Baseline data collection
The pertinent clinical data of the participants were meticulously documented and encompassed the following: (1) basic information: body mass index (BMI), age, systolic blood pressure, and diastolic blood pressure; (2) medical history details: smoking history, alcohol consumption history, diabetes history, hypertension history, and cerebral infarction history; (3) laboratory indicators assessed on the first day after admission: FBG, estimated glomerular filtration rate (eGFR), high-density lipoprotein–cholesterol (HDL-C), TG, and low-density lipoprotein–cholesterol (LDL-C); and (4) conditions during hospitalization, including emergency cranial surgery, prophylactic heparin therapy with a Caprini score ≥ 10, as well as complications such as pneumonia or lower-limb venous thrombosis. Note: The product index of TG and FBG was calculated using the following formula: TyG = ln (fasting TG [mg/dL] × FBG [mg/dL])/2.
Observed outcome
The primary outcome of this study was the incidence of venous thrombosis in the lower extremities (including both superficial and deep vein thrombosis) within 1 week following hospitalization. Lower-extremity venous thrombosis was evaluated via color Doppler ultrasound. The patients underwent screening on admission day and on days 4 and 7 thereafter; additional examinations were conducted at any time during hospitalization if there were suspicions regarding lower-extremity venous thrombosis. Individuals who died or were discharged within 7 days were excluded from this analytical cohort. Two senior physicians evaluated all enrolled patients in the color ultrasound room. The diagnosis of lower-extremity venous thrombosis adhered to the guidelines outlined in the “Guidelines for Diagnosis and Treatment of Deep Vein Thrombosis” (third edition)15.
Statistical analysis
R 4.2.2 and SPSS 26.0 version were used for statistical analysis. Count data were expressed as percentages (%) and analyzed using the χ2 test or Fisher’s exact test, as appropriate. Measurement data were presented as mean ± standard deviation (x̄ ± s). The normality of distribution was assessed using the Kolmogorov–Smirnov (K-S) test. Comparisons between two groups with normally distributed data were conducted using the independent-samples t test, whereas comparisons between two groups with non-normally distributed measurement data were performed using the Mann–Whitney U test.

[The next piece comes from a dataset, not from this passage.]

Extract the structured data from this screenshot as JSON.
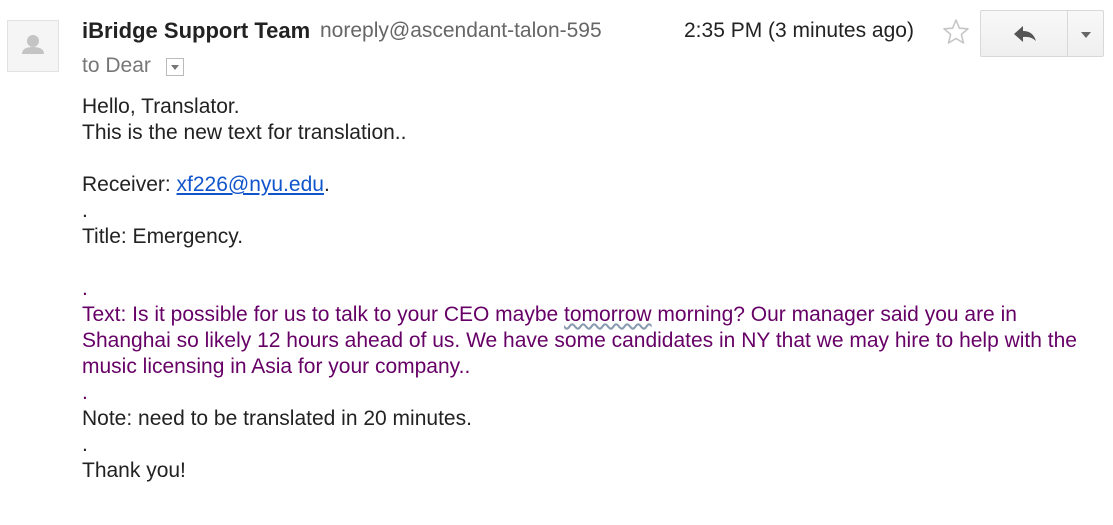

Univariate and multivariate logistic regression analyses were employed to identify risk factors within the training cohort. Based on the results from multivariate logistic regression analysis, a nomogram was created to predict the risk of lower-limb venous thrombosis in ICH patients within 1 week of hospitalization. The receiver operating characteristic (ROC) curve was used to evaluate the discriminative ability of the nomogram. Additionally, performance assessment of the nomogram was conducted through a calibration curve, which illustrated agreement between observed outcomes and predicted probabilities. DCA was performed to assess clinical utility across all patients and quantify net benefits at varying threshold probabilities. A two-tailed P < 0.05 was considered statistically significant.
Results
Comparison of baseline data between the training and validation groups
This retrospective study involved 308 patients diagnosed with ICH. The cohort was divided into the training and validation groups at a 7:3 ratio, yielding 215 patients in the training group and 93 patients in the validation group. The mean age of all participants was 65.6 years. In the training group, the average age was 65.9 years, and 64 patients (29.77%) developed lower-extremity venous thrombosis. The average age in the validation group was 64.9 years, and 30 patients (32.26%) experienced lower-extremity venous thrombosis. The incidence rates of lower-extremity venous thrombosis were comparable between the two groups. Previous medical history and in-hospital conditions are detailed in Table 1. Statistical analysis of the baseline data indicated no significant differences between the training and validation groups (P > 0.05).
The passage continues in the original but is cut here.